Nous avons aussi le « café réparation » où des réparateurs bénévoles viennent aider les habitant·es à réparer de l’électro-ménager cassé qui vient à 90% de femmes ne sachant pas réparer d’objets. L’idée n’est pas de laisser faire les réparateurs mais bien de partager et d’échanger les techniques et méthodes pour reprendre le pouvoir sur les objets au lieu de faire du « tout jetable ». Ça favorise une approche écologique à laquelle ces personnes n’ont pas forcément accès. C’est de l’empowerment des habitant·es et ça fait plaisir à voir ! Voir une femme se servir d’un tournevis pour la première fois peut être très émouvant.
Il y a aussi des journées de présentation de métiers à des demandeuses d’emplois. Ça ouvre le champ des possibles car ce sont souvent des femmes que nous faisons intervenir. De plus, on se rend compte que selon une origine ou un environnement culturel, il y a une vision, une projection de métiers dits « masculins » ou « féminins ». Une sorte de blocage interne. C’est souvent compliqué de convaincre les femmes de faire certains métiers. Même quand on y arrive, elles veulent arrêter au bout d’un mois ou deux. Il y a énormément de rotation dans nos emplois. Nous voyons aussi que beaucoup de femmes qui ont été scolarisées ou qui ont grandi en France, notamment des femmes de Roumanie vont plus postuler que les autres.

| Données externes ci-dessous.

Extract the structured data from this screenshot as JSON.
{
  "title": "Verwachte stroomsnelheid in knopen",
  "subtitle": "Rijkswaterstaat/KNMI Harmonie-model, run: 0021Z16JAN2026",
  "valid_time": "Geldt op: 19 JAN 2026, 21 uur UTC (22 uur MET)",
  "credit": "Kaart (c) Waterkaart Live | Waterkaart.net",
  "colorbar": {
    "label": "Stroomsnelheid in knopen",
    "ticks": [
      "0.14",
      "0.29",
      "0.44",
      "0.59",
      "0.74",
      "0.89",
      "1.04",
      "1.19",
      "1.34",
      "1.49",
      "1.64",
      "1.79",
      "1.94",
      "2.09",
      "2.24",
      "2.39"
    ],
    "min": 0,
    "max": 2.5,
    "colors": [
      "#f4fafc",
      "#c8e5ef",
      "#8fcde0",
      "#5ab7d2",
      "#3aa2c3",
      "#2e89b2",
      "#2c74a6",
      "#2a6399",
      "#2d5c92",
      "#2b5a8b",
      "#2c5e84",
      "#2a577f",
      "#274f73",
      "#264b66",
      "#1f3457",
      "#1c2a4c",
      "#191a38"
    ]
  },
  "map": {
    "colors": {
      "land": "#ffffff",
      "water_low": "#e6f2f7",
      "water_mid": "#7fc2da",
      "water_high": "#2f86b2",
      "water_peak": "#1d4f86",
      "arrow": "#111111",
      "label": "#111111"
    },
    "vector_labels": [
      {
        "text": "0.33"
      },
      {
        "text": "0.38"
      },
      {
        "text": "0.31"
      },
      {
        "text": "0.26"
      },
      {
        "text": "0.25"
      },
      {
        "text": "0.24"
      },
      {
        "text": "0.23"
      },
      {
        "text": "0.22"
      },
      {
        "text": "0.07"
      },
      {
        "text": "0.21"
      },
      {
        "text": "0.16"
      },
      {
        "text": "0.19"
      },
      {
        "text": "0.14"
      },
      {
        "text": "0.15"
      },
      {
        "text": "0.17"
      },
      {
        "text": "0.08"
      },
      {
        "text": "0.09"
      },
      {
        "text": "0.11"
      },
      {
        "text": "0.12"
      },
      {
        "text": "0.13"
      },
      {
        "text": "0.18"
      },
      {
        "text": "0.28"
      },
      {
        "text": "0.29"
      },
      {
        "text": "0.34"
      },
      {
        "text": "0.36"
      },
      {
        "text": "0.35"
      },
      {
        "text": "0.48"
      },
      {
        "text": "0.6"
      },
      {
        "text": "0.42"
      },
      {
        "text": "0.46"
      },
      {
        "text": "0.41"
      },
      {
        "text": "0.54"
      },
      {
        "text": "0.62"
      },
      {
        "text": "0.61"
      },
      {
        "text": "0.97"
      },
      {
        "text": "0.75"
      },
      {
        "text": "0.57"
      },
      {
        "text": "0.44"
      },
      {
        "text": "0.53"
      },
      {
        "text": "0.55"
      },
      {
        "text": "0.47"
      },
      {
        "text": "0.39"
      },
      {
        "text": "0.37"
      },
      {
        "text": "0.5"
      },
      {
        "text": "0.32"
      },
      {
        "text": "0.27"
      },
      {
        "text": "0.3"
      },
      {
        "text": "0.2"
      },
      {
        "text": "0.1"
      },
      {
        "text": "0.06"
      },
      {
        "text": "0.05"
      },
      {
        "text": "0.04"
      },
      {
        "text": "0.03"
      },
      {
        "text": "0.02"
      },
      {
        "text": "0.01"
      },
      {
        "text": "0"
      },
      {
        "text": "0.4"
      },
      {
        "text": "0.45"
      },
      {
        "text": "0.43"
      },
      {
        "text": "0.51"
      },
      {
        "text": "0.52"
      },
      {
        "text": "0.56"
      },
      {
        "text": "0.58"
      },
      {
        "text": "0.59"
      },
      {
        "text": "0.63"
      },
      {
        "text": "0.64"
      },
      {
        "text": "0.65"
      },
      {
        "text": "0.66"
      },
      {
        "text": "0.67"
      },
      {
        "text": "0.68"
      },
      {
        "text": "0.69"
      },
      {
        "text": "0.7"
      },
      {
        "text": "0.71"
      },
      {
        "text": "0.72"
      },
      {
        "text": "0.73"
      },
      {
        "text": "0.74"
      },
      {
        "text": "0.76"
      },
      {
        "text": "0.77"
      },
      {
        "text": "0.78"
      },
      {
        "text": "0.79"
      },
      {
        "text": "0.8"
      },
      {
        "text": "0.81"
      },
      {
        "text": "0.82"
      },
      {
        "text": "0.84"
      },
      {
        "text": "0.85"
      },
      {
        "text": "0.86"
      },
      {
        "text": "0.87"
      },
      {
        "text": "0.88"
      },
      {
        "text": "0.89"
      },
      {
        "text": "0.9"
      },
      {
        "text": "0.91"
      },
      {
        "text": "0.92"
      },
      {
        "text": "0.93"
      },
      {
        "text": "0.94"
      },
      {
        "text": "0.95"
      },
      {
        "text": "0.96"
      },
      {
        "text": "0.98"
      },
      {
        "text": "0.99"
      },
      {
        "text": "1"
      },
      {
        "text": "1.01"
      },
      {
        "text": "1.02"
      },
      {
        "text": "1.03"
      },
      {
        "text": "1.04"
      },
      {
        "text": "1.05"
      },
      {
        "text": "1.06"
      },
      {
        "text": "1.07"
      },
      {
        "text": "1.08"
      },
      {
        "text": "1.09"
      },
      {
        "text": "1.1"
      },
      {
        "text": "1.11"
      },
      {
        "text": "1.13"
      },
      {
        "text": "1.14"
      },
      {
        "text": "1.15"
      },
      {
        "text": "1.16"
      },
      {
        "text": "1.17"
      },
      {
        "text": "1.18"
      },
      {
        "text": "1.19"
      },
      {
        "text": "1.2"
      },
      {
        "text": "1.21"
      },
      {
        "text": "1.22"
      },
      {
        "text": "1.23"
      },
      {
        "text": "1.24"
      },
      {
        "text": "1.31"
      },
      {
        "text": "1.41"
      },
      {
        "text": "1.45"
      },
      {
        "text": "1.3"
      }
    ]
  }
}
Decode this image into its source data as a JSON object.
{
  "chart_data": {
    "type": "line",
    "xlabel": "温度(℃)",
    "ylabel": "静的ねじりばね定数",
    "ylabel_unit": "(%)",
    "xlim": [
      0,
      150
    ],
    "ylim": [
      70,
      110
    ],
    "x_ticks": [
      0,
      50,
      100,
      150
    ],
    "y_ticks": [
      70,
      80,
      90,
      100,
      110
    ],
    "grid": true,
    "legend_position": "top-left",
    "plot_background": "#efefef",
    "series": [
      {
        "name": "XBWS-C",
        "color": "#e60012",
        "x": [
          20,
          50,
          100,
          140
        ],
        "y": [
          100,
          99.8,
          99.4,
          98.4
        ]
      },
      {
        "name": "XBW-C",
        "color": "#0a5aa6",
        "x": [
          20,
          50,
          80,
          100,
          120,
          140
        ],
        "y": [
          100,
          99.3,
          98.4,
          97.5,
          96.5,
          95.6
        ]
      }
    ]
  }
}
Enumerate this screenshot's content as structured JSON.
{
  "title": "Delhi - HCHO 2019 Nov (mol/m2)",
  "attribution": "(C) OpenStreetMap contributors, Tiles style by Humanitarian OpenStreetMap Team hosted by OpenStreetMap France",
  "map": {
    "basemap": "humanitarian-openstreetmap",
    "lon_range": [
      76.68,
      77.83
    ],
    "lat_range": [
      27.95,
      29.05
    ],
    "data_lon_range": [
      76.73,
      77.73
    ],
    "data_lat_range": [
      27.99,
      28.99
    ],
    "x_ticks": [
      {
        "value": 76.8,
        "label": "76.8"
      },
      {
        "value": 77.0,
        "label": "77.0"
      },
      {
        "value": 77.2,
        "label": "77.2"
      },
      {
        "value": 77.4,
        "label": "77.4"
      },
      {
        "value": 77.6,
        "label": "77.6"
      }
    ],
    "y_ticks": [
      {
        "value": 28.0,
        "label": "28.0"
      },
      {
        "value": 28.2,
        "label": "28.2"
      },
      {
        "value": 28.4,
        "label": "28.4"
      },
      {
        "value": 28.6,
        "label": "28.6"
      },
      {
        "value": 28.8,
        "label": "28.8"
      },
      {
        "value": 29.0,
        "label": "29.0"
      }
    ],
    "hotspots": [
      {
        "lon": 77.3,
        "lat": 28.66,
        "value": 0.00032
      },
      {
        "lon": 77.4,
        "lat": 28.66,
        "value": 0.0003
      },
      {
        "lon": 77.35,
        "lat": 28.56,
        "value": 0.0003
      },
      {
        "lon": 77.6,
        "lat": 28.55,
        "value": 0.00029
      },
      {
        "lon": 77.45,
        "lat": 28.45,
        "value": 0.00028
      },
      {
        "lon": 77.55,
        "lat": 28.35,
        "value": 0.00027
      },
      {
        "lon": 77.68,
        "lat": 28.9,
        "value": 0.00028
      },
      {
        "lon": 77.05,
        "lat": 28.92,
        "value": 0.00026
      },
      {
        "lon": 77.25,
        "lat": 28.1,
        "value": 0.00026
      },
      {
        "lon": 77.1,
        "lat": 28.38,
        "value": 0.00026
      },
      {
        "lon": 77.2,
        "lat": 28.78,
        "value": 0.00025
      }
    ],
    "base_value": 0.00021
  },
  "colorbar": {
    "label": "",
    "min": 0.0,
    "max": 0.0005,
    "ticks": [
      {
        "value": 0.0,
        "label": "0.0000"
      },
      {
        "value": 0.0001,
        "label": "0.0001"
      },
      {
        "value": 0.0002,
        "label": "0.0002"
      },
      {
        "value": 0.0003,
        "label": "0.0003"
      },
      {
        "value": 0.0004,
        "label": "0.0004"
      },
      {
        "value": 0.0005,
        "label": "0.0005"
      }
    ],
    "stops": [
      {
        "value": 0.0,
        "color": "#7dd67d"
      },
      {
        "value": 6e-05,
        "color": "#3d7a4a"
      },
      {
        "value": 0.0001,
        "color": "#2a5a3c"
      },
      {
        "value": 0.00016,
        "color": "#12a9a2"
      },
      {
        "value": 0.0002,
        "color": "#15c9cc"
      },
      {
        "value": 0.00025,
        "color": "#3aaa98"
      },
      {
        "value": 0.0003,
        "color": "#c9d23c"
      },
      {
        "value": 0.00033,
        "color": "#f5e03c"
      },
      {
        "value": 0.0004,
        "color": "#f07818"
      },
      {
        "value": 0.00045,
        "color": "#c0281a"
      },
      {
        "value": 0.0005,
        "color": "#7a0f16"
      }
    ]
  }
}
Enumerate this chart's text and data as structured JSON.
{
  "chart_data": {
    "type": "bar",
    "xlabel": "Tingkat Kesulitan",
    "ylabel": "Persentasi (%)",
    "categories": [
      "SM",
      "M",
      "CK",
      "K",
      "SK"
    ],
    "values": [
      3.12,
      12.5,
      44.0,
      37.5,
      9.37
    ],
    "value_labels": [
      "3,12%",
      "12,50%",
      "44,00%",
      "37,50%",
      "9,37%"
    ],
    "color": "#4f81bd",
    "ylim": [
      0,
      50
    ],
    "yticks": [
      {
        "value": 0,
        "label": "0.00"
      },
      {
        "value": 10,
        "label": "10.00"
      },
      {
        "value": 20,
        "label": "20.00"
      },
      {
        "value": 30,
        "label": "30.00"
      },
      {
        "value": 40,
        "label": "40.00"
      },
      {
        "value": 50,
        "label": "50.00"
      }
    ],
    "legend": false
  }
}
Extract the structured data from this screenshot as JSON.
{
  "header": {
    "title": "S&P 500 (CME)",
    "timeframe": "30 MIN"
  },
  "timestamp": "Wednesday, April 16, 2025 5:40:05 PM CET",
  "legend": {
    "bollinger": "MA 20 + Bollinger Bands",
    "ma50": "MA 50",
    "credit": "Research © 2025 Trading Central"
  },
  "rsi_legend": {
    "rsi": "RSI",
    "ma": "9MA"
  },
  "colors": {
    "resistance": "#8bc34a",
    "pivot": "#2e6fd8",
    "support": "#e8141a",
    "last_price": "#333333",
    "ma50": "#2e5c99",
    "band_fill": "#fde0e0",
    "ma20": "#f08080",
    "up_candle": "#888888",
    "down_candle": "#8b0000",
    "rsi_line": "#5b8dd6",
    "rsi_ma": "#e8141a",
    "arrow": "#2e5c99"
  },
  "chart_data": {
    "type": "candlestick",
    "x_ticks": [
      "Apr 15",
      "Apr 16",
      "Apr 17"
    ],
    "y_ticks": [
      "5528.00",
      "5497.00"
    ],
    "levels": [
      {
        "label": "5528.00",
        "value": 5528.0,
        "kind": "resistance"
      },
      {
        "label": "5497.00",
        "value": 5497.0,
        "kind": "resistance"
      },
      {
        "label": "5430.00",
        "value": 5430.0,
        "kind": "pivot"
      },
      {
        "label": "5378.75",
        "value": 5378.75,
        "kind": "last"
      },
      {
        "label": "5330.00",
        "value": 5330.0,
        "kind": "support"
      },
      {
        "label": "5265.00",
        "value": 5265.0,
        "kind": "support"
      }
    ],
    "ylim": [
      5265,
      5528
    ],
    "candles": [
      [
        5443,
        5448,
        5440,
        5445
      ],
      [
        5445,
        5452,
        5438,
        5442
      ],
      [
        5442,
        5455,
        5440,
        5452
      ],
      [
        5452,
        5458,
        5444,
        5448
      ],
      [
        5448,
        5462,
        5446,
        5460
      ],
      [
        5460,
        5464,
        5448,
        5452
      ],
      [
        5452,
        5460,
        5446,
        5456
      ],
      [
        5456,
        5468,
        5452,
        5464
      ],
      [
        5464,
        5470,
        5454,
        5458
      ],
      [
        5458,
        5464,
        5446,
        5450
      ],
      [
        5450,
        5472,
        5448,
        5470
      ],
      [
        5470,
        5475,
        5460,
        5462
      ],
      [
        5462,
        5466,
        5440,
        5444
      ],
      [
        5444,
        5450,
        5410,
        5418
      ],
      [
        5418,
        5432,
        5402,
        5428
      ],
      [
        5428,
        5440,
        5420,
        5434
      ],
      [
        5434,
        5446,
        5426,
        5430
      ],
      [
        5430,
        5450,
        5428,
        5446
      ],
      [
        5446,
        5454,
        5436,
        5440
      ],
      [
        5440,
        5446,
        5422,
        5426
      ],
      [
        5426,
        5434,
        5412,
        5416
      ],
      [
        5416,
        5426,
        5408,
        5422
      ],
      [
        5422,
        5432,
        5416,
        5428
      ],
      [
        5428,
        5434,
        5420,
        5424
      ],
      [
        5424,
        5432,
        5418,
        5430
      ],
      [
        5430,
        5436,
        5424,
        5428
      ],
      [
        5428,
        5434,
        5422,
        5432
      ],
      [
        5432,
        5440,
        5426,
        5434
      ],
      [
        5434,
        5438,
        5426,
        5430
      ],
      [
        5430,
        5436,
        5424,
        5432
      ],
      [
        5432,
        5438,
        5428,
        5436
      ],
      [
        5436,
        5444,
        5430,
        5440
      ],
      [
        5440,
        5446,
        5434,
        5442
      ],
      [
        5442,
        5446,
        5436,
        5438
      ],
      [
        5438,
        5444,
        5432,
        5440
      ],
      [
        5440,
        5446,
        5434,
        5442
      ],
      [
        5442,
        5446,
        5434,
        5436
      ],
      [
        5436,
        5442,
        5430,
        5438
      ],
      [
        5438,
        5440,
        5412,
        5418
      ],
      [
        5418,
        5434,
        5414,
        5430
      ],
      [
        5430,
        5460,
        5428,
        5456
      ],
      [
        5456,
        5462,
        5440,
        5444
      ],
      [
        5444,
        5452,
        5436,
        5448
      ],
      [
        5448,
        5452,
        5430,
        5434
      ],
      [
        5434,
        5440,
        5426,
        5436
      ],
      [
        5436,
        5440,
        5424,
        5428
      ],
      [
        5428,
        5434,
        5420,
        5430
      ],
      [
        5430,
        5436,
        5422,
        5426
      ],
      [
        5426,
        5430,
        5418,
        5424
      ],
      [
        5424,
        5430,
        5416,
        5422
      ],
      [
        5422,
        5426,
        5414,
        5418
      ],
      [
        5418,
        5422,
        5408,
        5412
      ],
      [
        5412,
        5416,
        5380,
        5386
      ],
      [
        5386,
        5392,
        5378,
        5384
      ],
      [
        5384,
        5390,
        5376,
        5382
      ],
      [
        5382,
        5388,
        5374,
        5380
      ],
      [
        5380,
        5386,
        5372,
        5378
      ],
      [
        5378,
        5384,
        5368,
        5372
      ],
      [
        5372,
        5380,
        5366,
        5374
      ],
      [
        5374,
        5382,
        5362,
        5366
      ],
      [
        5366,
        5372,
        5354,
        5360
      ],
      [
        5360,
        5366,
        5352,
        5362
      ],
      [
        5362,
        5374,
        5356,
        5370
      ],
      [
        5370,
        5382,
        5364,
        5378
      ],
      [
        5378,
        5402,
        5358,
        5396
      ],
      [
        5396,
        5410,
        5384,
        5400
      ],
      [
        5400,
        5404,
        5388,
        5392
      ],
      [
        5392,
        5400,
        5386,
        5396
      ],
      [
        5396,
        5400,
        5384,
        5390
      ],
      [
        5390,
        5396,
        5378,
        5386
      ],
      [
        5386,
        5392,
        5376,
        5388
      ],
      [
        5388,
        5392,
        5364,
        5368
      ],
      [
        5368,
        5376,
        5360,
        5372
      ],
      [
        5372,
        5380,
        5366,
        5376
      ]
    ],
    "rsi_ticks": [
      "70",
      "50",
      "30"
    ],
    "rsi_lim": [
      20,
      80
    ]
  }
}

Quand je suis allée au Maroc j’ai été étonnée car j’ai vu beaucoup de femmes (voilées d’ailleurs) à la voirie ou dans le nettoyage des espaces publics, comme quoi selon les cultures et les pays les habitudes changent et les stéréotypes sont ancrés. Notre entreprise fait filtre mais il y a surtout un filtre du candidat par rapport à sa propre projection.